Goldberg-Gymnasiasten haben einst Stadtarchiv durchsucht

Die Schülerarbeitsgruppe am Goldberg-Gymnasium hat in ihrer preisgekrönten Veröffentlichung von 1989 „Zwangsarbeiter in Sindelfingen 1940-1945“ aus den Unterlagen des Stadtarchivs über 100 Orte in der Stadt ermittelt, an denen Zwangsarbeiter untergebracht waren. Dabei muss unterschieden werden zwischen Kriegsgefangenen, die überwiegend in bewachten Lagern eingeschlossen waren, den sogenannten Westarbeitern, also Zivilarbeitern aus den Niederlanden und Frankreich und den sogenannten Ostarbeitern, die nach dem Überfall auf die Sowjetunion seit 1941 zwangsweise aus den besetzten Gebieten ins Deutsche Reich deportiert worden waren.

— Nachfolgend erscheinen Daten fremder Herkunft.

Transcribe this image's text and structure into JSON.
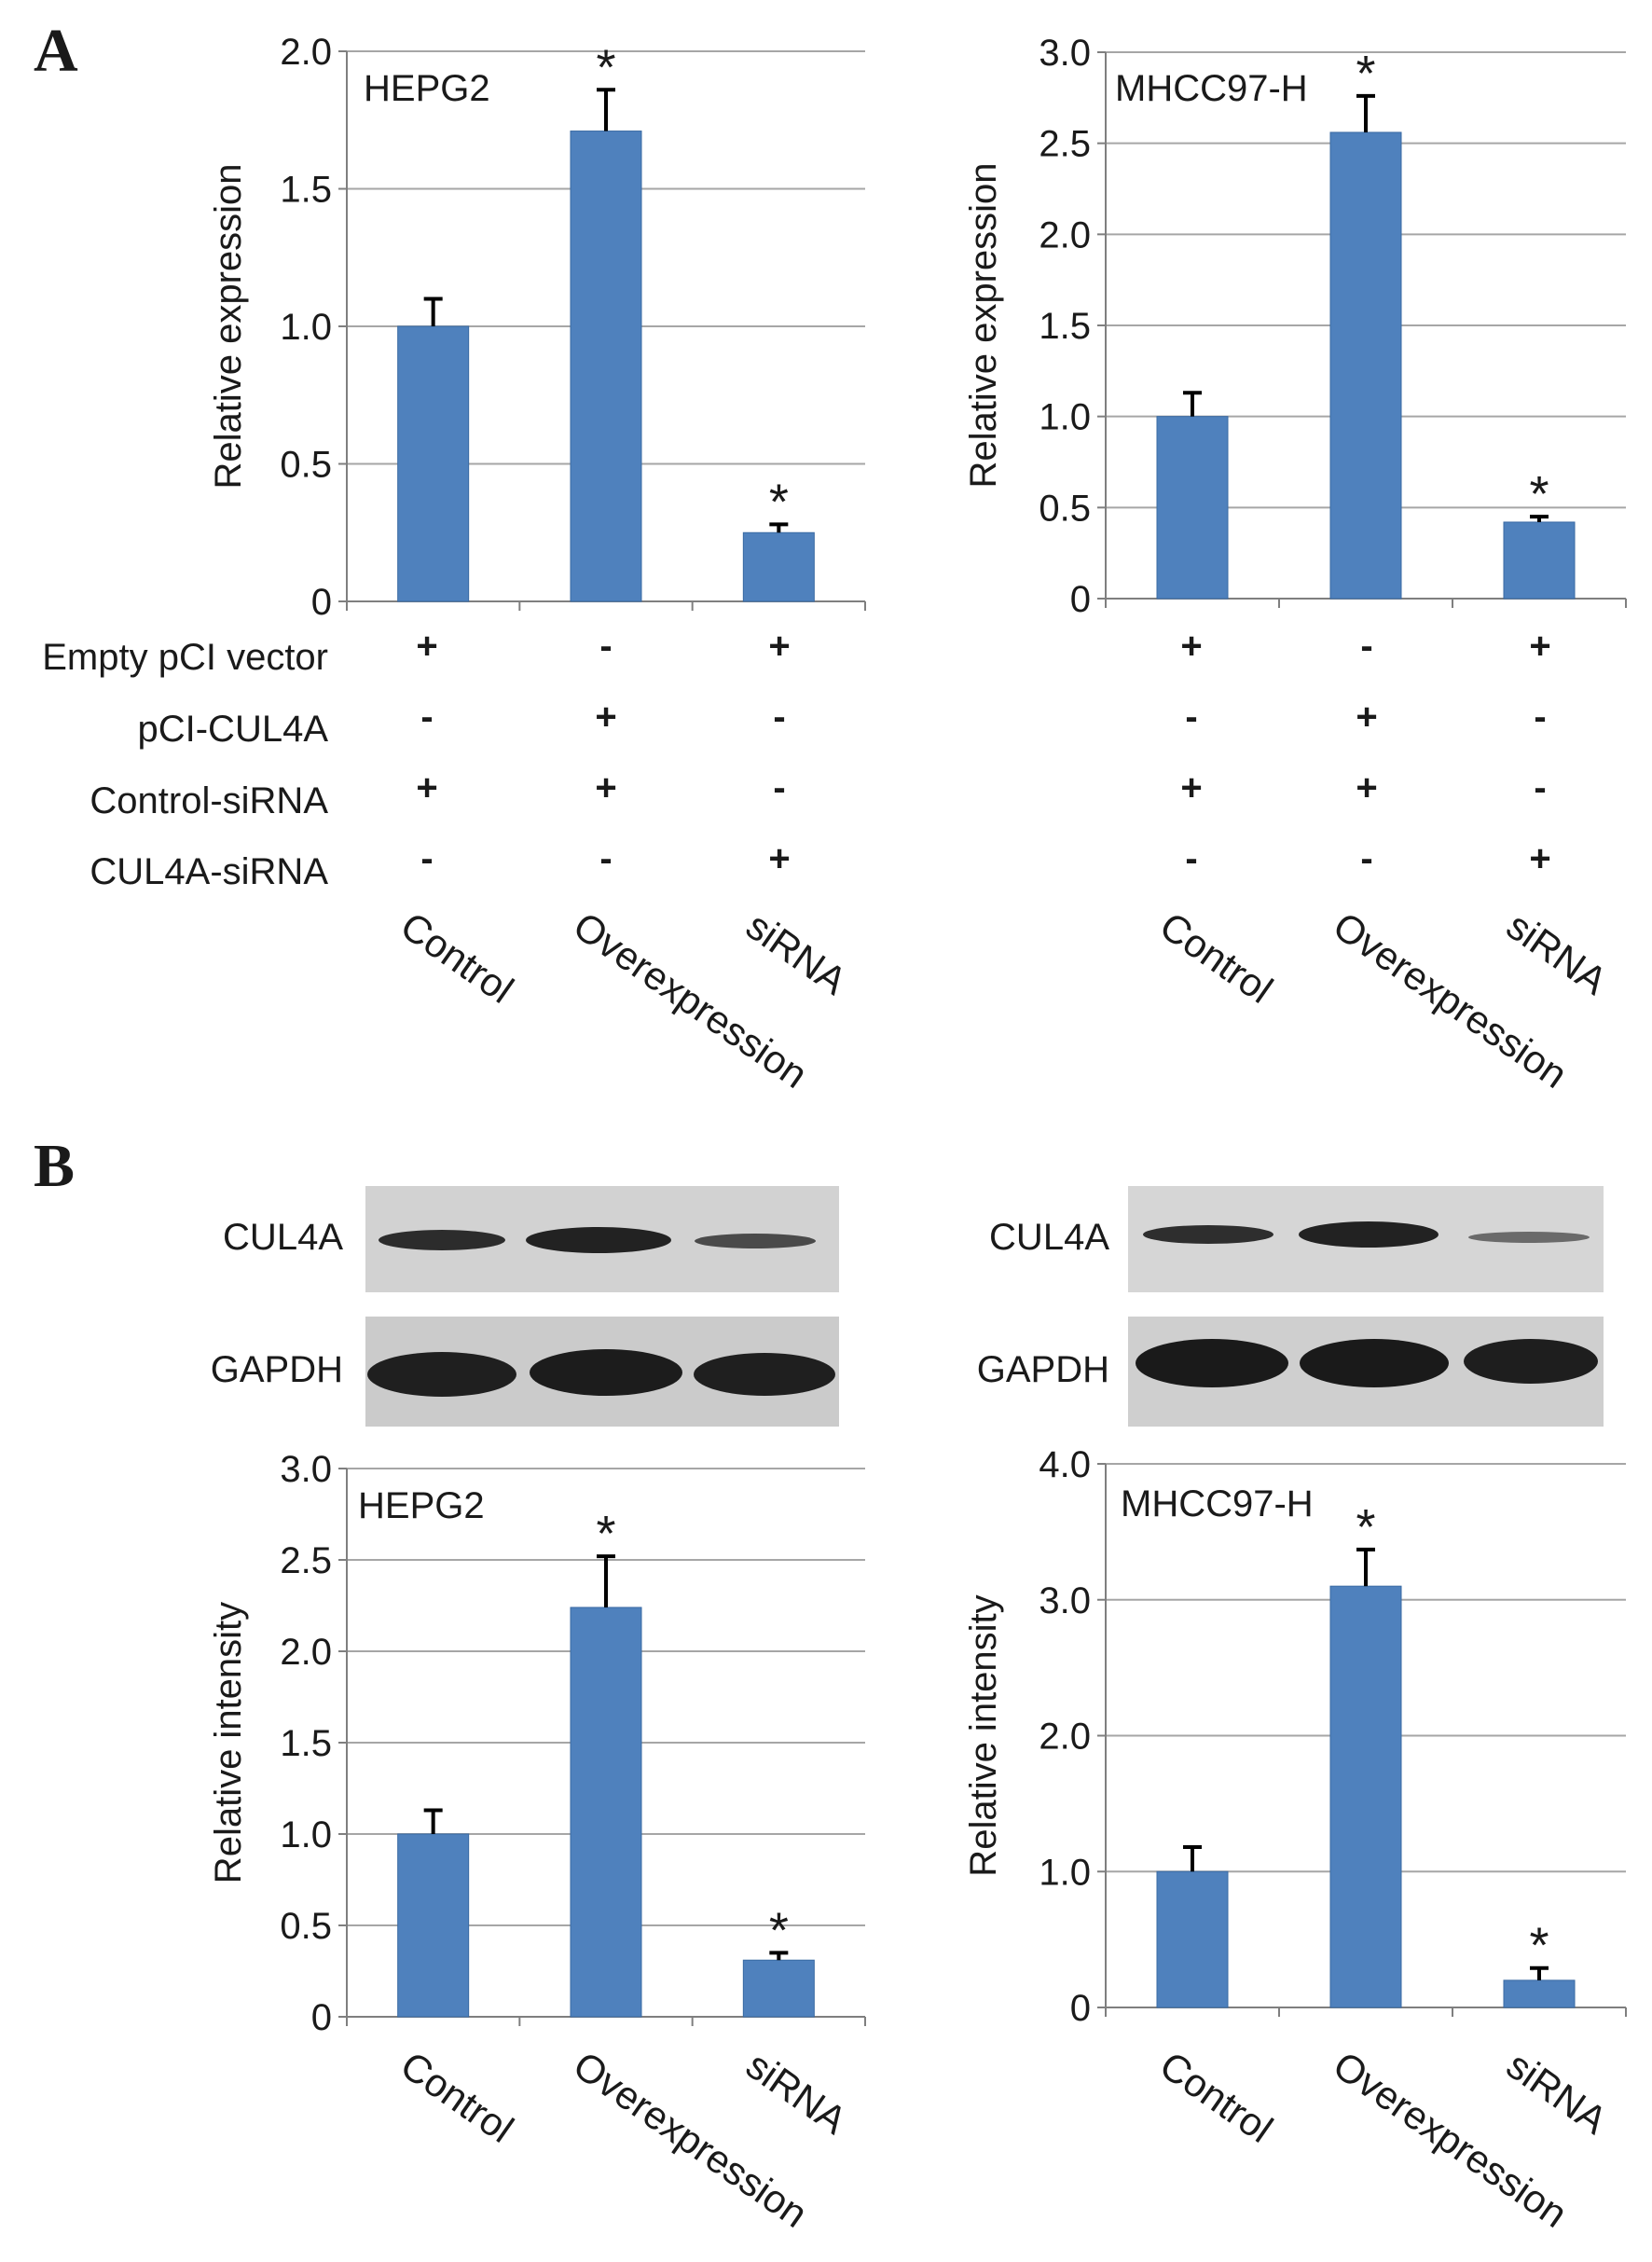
{
  "panels": {
    "a": {
      "letter": "A"
    },
    "b": {
      "letter": "B"
    }
  },
  "treatment_table": {
    "rows": [
      {
        "label": "Empty pCI vector",
        "signs": [
          "+",
          "-",
          "+"
        ]
      },
      {
        "label": "pCI-CUL4A",
        "signs": [
          "-",
          "+",
          "-"
        ]
      },
      {
        "label": "Control-siRNA",
        "signs": [
          "+",
          "+",
          "-"
        ]
      },
      {
        "label": "CUL4A-siRNA",
        "signs": [
          "-",
          "-",
          "+"
        ]
      }
    ]
  },
  "blots": {
    "left": {
      "band_labels": [
        "CUL4A",
        "GAPDH"
      ]
    },
    "right": {
      "band_labels": [
        "CUL4A",
        "GAPDH"
      ]
    }
  },
  "colors": {
    "bar": "#4f81bd",
    "bar_edge": "#3a6aa3",
    "gridline": "#a6a6a6",
    "axis": "#7f7f7f",
    "text": "#1a1a1a"
  },
  "chart_data": [
    {
      "id": "a-hepg2",
      "type": "bar",
      "title": "HEPG2",
      "ylabel": "Relative expression",
      "xlabel": "",
      "categories": [
        "Control",
        "Overexpression",
        "siRNA"
      ],
      "ylim": [
        0,
        2.0
      ],
      "yticks": [
        0,
        0.5,
        1.0,
        1.5,
        2.0
      ],
      "ytick_labels": [
        "0",
        "0.5",
        "1.0",
        "1.5",
        "2.0"
      ],
      "values": [
        1.0,
        1.71,
        0.25
      ],
      "errors": [
        0.1,
        0.15,
        0.03
      ],
      "significance": [
        "",
        "*",
        "*"
      ],
      "grid": true
    },
    {
      "id": "a-mhcc97h",
      "type": "bar",
      "title": "MHCC97-H",
      "ylabel": "Relative expression",
      "xlabel": "",
      "categories": [
        "Control",
        "Overexpression",
        "siRNA"
      ],
      "ylim": [
        0,
        3.0
      ],
      "yticks": [
        0,
        0.5,
        1.0,
        1.5,
        2.0,
        2.5,
        3.0
      ],
      "ytick_labels": [
        "0",
        "0.5",
        "1.0",
        "1.5",
        "2.0",
        "2.5",
        "3.0"
      ],
      "values": [
        1.0,
        2.56,
        0.42
      ],
      "errors": [
        0.13,
        0.2,
        0.03
      ],
      "significance": [
        "",
        "*",
        "*"
      ],
      "grid": true
    },
    {
      "id": "b-hepg2",
      "type": "bar",
      "title": "HEPG2",
      "ylabel": "Relative intensity",
      "xlabel": "",
      "categories": [
        "Control",
        "Overexpression",
        "siRNA"
      ],
      "ylim": [
        0,
        3.0
      ],
      "yticks": [
        0,
        0.5,
        1.0,
        1.5,
        2.0,
        2.5,
        3.0
      ],
      "ytick_labels": [
        "0",
        "0.5",
        "1.0",
        "1.5",
        "2.0",
        "2.5",
        "3.0"
      ],
      "values": [
        1.0,
        2.24,
        0.31
      ],
      "errors": [
        0.13,
        0.28,
        0.04
      ],
      "significance": [
        "",
        "*",
        "*"
      ],
      "grid": true
    },
    {
      "id": "b-mhcc97h",
      "type": "bar",
      "title": "MHCC97-H",
      "ylabel": "Relative intensity",
      "xlabel": "",
      "categories": [
        "Control",
        "Overexpression",
        "siRNA"
      ],
      "ylim": [
        0,
        4.0
      ],
      "yticks": [
        0,
        1.0,
        2.0,
        3.0,
        4.0
      ],
      "ytick_labels": [
        "0",
        "1.0",
        "2.0",
        "3.0",
        "4.0"
      ],
      "values": [
        1.0,
        3.1,
        0.2
      ],
      "errors": [
        0.18,
        0.27,
        0.09
      ],
      "significance": [
        "",
        "*",
        "*"
      ],
      "grid": true
    }
  ]
}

Rassen-Ideologen des Nazi-Regimes halten Ostarbeiter für minderwertig.

Die sogenannten Westarbeiter – überwiegend junge, gut ausgebildete Männer – waren häufig privat oder in Gaststätten untergebracht und konnten sich frei bewegen. Für die Menschen aus den besetzten Gebieten war die Unterbringung in geschlossenen Lagern vorgesehen. In der Versorgung und der Behandlung gab es zwischen den beiden Zwangsarbeitergruppen gravierende Unterschiede. Dies war in erster Linie in der NS-Rassenideologie begründet, die die sogenannten „Ostvölker“ als minderwertig ansah.

Die meisten waren für die Rüstungsindustrie eingesetzt

Hinzu kam, dass man sich vor möglichen Gefahren für die deutsche Belegschaft und die deutsche Bevölkerung allgemein fürchtete, wie aus einem Schreiben der Gestapo vom Februar 1942 deutlich wird, wo es heißt: „Mit Rücksicht darauf, dass die zum Einsatz kommenden Kräfte jahrzehntelang unter bolschewistischer Herrschaft gelebt haben und systematisch zu Feinden des nationalsozialistischen Deutschland und der europäischen Kultur erzogen wurden, sind besonders strenge Bewachungsmaßnahmen erforderlich.“ Zahlreiche Sindelfinger Firmen und die Stadt selbst beschäftigten Zwangsarbeiter, der überwiegende Teil war aber zur Rüstungsproduktion im Daimler-Benz-Werk eingesetzt. In Nähe zum Werk entstanden an der Riedmühle (heute innerhalb des Werksgeländes), an der Böblinger Allee (in der Nähe des heutigen Kundencenters) und am Daimlerweg große Barackenlager. Heute erinnern neben der Dokumentation der Schülerarbeitsgruppe eine Gedenktafel und zwei Sammelgräber auf dem alten Friedhof an die Zwangsarbeiter.

Die zugehörige Vitrine im Sindelfinger Stadtmuseum ist seit dem 26. Juli dem Publikum zugänglich. Die Texte sind auch auf der städtischen Homepage nachzulesen.